Theodore Ntalakos, an S&P broker at Greek firm Intermodal wrote in the company’s latest weekly report that the current dry bulk orderbook stands at record lows. While subsequent data provided by BIMCO disputes the “record” description it is nonetheless at a point not seen since the fourth quarter of 2003, the beginning of the epic dry bulk supercycle that would run through to the collapse of Lehman Brothers in September 2008 and see capes regularly earn six-digit daily dollar figures.
“2020 did not offer the best conditions or stability needed for dry newbuildings and as such there has been little order replenishment of bulk carriers in 2020 so the orderbook is today smaller than what it was a year ago by about 200 vessels,” Ntalakos wrote, going on to highlight the growing tranche of ageing bulk carriers approaching 25 years of age.
Intermodal is projecting the dry bulk fleet will grow by “substantially less than 1.5%-2.0%” in the next couple of years, the broker wrote.
Providing firm statistics on the global dry bulk orderbook (see data below), Peter Sand, chief shipping analyst at BIMCO, said today’s 52.65m dwt on order, representing just 5.75% of the extant fleet, was the lowest seen since October 2003.

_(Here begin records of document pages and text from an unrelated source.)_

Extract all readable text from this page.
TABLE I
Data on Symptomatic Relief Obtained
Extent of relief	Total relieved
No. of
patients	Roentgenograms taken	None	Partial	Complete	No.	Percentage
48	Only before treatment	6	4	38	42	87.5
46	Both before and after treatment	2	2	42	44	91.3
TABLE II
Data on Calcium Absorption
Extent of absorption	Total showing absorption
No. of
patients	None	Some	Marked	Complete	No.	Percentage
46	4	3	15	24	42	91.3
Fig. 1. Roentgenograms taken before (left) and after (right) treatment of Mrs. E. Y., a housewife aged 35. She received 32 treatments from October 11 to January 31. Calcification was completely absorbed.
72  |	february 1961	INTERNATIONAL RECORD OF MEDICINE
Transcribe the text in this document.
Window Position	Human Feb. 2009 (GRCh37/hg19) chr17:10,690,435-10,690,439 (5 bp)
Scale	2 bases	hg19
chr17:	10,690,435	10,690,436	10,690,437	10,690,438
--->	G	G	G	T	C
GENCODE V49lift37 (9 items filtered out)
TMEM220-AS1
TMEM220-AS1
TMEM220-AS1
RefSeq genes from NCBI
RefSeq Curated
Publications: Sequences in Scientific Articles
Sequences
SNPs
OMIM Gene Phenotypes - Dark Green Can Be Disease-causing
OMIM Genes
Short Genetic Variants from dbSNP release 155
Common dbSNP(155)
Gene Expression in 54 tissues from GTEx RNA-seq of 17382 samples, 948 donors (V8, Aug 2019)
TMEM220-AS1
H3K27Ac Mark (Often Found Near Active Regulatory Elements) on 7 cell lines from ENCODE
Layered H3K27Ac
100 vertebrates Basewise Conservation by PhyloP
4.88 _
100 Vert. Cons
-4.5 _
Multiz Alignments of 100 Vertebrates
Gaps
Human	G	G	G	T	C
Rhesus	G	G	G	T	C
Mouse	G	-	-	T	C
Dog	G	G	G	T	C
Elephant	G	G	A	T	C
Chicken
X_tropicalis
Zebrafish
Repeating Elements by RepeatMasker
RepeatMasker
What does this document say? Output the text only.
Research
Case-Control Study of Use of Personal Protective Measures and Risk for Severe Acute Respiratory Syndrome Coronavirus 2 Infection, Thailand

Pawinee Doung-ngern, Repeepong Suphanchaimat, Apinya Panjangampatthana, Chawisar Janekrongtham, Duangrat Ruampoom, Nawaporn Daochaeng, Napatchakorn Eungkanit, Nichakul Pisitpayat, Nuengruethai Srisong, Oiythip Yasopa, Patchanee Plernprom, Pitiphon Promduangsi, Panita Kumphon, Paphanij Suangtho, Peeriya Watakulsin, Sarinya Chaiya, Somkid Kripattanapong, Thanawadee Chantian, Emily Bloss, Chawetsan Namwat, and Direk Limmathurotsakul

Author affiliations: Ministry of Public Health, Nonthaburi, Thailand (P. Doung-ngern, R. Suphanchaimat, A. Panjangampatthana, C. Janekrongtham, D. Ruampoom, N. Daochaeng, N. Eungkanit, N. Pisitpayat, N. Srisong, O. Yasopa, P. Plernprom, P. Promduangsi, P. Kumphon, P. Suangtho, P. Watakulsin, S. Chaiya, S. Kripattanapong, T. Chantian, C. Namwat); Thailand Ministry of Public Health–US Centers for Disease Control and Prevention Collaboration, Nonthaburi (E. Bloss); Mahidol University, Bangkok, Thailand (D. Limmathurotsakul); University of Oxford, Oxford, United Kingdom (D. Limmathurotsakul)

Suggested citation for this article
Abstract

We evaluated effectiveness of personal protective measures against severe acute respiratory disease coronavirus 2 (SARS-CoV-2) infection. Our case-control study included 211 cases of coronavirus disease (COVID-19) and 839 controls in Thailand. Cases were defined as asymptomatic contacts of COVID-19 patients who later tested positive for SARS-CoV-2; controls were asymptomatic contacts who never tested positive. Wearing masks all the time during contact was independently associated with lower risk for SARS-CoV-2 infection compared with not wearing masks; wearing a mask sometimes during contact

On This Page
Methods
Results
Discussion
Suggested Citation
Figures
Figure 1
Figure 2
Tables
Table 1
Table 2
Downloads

Ralph Leszczynski, global head of research at Banchero Costa, said the dry bulk orderbook was both low and short, given that three quarters of the current orderbook is for delivery in 2021.
“The reason there is so little future cover is that there is not that much money available, as owners are coming from a number of years of disappointing earnings, and there was and still is a lot uncertainly about fuels and regulations,” Leszczynski told Splash.
Looking at future demand trends – with reduced global coal demand and China hitting peak steel production – Leszczynski questioned the need for a continually growing and expanding dry bulk fleet in the coming years.
While the orderbook looks hopeful – as does China’s current commodity buying binge – the spot markets have been enduring a torrid week, cancelling out all the gains seen in January.
“With only scattered fixtures being done yesterday, developments make for a difficult read, but clearly levels are under solid negative pressure,” brokers Lorentzen & Stemoco said of the cape markets in an update to clients today.